Poland | Freedom House

Freedom of the Press

Poland

Poland

Freedom of the Press 2005

2005 Scores

Press Status

Free

Press Freedom Score
(0 = best, 100 = worst)

20

Political Environment
(0 = best, 40 = worst)

8

Economic Environment
(0 = best, 30 = worst)

7

The 1997 constitution forbids censorship of the media and guarantees freedom of the press. Libel is a criminal offense subject to fines or imprisonment. This legal restriction was frequently used in a political manner against the independent media. Andrzej Marek, editor of the weekly Wiesci Polickie, was convicted of libeling a local official and sentenced to three months in prison.
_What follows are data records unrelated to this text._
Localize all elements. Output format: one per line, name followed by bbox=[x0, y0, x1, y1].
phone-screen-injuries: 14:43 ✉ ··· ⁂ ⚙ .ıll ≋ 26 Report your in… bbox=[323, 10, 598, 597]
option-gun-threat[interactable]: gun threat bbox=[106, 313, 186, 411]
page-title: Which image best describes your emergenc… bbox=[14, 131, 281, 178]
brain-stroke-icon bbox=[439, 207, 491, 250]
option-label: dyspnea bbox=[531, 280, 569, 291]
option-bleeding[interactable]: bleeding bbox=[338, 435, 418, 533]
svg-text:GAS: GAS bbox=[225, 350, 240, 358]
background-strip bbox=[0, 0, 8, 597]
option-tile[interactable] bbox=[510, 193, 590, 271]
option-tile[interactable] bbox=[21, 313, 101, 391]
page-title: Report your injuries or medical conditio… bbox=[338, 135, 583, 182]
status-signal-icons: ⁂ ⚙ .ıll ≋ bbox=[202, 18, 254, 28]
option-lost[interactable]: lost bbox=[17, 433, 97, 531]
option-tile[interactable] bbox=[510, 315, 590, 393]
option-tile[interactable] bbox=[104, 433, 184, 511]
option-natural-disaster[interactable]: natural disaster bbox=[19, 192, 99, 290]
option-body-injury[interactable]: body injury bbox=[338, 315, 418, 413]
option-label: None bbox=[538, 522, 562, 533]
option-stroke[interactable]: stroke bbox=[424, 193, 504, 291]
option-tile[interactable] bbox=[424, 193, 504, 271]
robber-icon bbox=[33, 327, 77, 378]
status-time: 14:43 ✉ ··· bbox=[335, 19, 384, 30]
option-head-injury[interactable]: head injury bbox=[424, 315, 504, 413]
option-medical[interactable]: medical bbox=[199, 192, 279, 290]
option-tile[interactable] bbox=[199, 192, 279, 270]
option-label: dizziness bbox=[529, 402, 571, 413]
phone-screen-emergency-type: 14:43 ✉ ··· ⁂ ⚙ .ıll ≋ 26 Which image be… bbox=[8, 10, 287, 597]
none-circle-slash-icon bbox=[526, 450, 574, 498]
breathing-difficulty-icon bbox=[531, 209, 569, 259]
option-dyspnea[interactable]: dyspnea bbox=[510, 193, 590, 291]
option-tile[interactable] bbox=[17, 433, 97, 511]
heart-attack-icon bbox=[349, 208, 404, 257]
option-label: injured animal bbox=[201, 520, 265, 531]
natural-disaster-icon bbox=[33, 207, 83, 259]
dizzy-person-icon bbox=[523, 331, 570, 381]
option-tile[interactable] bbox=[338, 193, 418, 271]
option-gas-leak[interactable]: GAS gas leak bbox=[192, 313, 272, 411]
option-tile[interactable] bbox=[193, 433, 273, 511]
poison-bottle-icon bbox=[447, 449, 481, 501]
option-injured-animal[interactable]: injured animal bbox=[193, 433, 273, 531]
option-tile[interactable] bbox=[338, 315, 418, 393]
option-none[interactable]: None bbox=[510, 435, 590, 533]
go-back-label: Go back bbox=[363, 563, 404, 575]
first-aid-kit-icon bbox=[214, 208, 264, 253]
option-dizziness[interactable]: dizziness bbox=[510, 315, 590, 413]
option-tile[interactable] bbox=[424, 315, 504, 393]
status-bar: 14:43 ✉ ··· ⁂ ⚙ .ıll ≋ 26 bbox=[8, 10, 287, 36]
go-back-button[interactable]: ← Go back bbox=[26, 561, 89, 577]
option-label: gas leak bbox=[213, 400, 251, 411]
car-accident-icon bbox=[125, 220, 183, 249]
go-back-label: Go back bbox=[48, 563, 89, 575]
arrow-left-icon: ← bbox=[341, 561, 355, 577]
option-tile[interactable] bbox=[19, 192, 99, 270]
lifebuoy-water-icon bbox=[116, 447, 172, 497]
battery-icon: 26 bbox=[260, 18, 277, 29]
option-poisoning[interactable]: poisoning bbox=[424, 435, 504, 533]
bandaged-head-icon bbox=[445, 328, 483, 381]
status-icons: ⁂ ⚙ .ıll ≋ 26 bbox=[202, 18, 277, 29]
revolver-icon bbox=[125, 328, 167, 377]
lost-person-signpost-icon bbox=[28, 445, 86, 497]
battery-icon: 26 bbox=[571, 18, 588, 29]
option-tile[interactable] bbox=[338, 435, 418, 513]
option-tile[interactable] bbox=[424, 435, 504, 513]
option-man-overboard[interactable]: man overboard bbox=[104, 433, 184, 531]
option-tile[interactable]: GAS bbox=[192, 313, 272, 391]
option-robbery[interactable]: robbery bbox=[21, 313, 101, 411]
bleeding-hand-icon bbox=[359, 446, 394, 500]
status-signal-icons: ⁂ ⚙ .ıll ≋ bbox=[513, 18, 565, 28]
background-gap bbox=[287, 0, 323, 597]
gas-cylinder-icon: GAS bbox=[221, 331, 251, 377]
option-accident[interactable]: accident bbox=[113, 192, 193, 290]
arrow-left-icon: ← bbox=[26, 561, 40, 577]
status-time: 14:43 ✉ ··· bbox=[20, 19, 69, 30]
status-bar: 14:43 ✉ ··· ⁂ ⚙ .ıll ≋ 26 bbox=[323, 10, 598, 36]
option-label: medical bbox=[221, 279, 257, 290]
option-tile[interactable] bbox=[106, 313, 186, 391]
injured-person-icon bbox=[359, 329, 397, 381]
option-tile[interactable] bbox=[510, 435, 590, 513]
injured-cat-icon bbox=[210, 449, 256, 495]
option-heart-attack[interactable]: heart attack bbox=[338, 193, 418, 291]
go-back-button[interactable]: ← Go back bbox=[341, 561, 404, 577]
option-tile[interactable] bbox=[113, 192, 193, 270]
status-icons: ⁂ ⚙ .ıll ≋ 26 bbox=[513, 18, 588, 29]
His sentence was first postponed and then dismissed in September after overwhelming local and international protests. Several other journalists received suspended prison sentences this year, and concerns over the chilling effect of such lawsuits against journalists are growing. Some journalists resort to self-censorship. Offending religious sentiment is punishable by imprisonment. Journalist Jerzy Urban's trial for an article criticizing Pope John Paul II began in September. 

 Private television is available throughout Poland, but the government-owned Polish Television, which includes four channels, remains the major source of information for the country. Public officials still exert pressure on public and state-owned media. In April, prominent filmmaker Lew Rywin was fined US$25,000 and sentenced to two and a half years in prison for soliciting a bribe from a major newspaper. Rywin allegedly sought money from the popular daily Gazeta Wyborcza in return for the promise of lobbying the government to change a media bill and allow the newspaper's parent company, Agora SA, to acquire a television station. Rywin claimed he was acting on behalf of high-level government officials, including the prime minister, who resigned in May following Poland's European Union accession. This controversy has been ongoing since 2002 with the adoption of the Law on Broadcasting, which was designed to limit cross-ownership by private companies. Critics of the law claim that it is an attempt by the government to strengthen its control over public media by prohibiting private media ownership. Concentration has increased in recent years as big media companies have been buying up smaller newspapers and broadcast stations.